CMFHMDA：基于跨域矩阵因式分解的人类疾病-微生物关联预测框架。

预测微生物与疾病之间的关联为开发诊断、预防和治疗策略开辟了新途径。鉴于验证这些关联的实验室生物测试往往耗时且昂贵，因此亟需创新的计算框架来预测新的微生物与疾病的关联。在这项工作中，我们介绍了一种名为 "利用跨域矩阵因式分解预测人类疾病-微生物关联"（CMFHMDA）的新型预测算法。首先，我们计算疾病的复合相似度和微生物的高斯交互轮廓相似度。然后，我们采用加权 K 最近已知邻居（WKNKN）算法来完善微生物-疾病关联矩阵。随后，通过整合微生物和疾病的网络数据，我们建立了 CMFHMDA 模型，以预测潜在的关联。该方法的主要创新点包括使用 WKNKN 算法预处理关联矩阵中的缺失值，以及将微生物和疾病的跨领域信息纳入 CMFHMDA 模型。为了验证 CMFHMDA，我们采用了三种不同的交叉验证技术来评估模型的准确性。结果表明，CMFHMDA模型在全局留空交叉验证（LOOCV）、局部留空交叉验证（LOOCV）和五倍交叉验证（5-fold CV）中的接收者工作特征曲线下面积（Area Under the Receiver Operating Characteristic Curve）得分分别为0.9172、0.8551和0.9351/pm $0.0052。

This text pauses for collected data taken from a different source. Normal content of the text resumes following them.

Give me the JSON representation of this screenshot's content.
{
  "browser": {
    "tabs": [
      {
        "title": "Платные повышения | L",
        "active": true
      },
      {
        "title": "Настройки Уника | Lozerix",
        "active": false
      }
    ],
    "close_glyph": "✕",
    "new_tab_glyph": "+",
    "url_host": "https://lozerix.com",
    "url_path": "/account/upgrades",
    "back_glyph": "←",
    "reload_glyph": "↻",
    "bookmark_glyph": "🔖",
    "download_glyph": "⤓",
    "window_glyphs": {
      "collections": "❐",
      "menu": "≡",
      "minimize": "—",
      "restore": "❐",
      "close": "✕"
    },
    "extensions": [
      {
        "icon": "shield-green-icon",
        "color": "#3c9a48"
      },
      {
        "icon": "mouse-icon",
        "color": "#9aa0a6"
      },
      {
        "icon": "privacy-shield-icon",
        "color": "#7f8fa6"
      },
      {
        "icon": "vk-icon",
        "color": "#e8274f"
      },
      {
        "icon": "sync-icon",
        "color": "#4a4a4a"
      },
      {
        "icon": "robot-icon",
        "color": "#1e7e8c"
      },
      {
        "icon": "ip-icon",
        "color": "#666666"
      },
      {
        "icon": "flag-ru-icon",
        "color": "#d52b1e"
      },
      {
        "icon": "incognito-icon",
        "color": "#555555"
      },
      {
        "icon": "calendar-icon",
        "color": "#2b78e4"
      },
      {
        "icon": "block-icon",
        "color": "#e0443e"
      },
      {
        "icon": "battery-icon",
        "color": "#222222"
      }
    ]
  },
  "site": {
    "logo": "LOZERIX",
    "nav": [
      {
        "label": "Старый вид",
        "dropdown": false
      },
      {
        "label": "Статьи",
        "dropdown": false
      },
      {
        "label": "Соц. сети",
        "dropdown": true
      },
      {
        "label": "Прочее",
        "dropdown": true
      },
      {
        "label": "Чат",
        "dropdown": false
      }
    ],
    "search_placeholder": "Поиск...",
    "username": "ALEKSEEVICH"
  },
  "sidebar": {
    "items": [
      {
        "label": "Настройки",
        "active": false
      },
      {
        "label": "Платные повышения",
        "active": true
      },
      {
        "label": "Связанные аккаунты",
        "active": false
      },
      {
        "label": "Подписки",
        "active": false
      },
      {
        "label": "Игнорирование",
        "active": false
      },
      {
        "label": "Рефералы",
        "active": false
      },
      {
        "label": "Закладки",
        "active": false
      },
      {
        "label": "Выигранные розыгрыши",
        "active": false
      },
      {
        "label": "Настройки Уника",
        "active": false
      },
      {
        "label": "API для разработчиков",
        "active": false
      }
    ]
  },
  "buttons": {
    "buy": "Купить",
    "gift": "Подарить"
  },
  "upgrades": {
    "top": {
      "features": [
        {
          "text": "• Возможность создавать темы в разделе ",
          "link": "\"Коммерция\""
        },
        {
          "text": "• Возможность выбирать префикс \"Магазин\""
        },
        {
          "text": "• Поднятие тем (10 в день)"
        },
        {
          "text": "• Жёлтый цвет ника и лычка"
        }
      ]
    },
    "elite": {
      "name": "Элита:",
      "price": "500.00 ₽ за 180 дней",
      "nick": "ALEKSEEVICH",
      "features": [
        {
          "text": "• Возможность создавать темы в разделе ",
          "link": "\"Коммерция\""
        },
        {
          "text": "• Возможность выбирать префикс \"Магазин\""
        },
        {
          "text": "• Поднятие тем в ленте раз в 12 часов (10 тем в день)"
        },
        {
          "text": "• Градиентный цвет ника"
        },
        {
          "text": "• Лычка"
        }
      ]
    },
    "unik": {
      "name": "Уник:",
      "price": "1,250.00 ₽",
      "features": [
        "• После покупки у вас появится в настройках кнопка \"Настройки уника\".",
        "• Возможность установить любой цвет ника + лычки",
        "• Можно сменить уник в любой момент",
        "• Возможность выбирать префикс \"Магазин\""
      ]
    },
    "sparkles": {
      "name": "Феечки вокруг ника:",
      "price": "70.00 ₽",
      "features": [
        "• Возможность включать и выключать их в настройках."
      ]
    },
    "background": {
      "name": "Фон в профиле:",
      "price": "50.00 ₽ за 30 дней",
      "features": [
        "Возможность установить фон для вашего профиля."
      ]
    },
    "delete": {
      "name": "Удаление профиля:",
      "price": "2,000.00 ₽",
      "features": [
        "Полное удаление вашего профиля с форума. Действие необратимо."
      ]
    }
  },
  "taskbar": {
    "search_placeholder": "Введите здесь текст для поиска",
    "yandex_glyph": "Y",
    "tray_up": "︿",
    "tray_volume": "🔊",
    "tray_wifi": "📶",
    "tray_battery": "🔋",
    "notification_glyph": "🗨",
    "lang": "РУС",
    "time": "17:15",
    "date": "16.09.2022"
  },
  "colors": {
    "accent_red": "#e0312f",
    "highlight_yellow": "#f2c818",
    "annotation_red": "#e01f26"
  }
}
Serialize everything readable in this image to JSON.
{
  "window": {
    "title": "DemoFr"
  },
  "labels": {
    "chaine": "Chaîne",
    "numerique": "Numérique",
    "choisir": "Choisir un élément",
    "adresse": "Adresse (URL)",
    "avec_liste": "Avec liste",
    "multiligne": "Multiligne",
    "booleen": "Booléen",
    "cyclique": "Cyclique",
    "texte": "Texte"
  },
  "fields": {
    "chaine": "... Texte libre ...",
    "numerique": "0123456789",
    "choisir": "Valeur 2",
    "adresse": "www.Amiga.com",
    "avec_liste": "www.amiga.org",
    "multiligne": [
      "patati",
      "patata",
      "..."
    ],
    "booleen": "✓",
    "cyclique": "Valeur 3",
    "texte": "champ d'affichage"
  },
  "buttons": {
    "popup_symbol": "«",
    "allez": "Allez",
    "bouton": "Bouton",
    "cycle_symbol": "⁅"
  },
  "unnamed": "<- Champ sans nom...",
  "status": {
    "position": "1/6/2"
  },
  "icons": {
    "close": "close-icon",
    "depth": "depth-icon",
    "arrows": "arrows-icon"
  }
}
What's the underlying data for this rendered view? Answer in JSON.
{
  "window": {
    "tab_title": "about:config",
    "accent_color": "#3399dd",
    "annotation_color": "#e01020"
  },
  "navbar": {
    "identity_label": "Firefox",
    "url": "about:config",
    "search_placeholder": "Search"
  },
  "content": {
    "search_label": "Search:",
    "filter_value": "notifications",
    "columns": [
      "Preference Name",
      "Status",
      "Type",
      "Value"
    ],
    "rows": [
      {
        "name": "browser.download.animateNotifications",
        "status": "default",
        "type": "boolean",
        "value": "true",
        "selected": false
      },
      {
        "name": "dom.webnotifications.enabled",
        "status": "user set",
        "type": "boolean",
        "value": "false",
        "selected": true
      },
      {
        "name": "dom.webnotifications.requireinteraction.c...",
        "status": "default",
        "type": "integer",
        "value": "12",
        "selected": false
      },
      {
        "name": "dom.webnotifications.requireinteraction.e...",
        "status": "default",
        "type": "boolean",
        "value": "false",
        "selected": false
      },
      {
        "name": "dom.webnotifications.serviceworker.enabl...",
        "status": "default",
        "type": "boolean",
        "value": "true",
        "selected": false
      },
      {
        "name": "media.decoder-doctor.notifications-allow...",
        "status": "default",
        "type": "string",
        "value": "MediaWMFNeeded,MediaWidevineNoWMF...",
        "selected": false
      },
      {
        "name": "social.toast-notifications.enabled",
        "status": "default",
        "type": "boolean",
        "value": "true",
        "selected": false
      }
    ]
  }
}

此外，许多预测的关联已被已发表的实验研究证实，从而使 CMFHMDA 成为预测潜在疾病相关微生物的有效工具。

本文章由计算机程序翻译，如有差异，请以英文原文为准。

求助全文

约1分钟内获得全文去求助

来源期刊

Briefings in bioinformatics 生物-生化研究方法

CiteScore

13.20

自引率

13.70%

发文量

549

审稿时长

6 months

期刊介绍： Briefings in Bioinformatics is an international journal serving as a platform for researchers and educators in the life sciences. It also appeals to mathematicians, statisticians, and computer scientists applying their expertise to biological challenges. The journal focuses on reviews tailored for users of databases and analytical tools in contemporary genetics, molecular and systems biology. It stands out by offering practical assistance and guidance to non-specialists in computerized methodologies. Covering a wide range from introductory concepts to specific protocols and analyses, the papers address bacterial, plant, fungal, animal, and human data. The journal's detailed subject areas include genetic studies of phenotypes and genotypes, mapping, DNA sequencing, expression profiling, gene expression studies, microarrays, alignment methods, protein profiles and HMMs, lipids, metabolic and signaling pathways, structure determination and function prediction, phylogenetic studies, and education and training.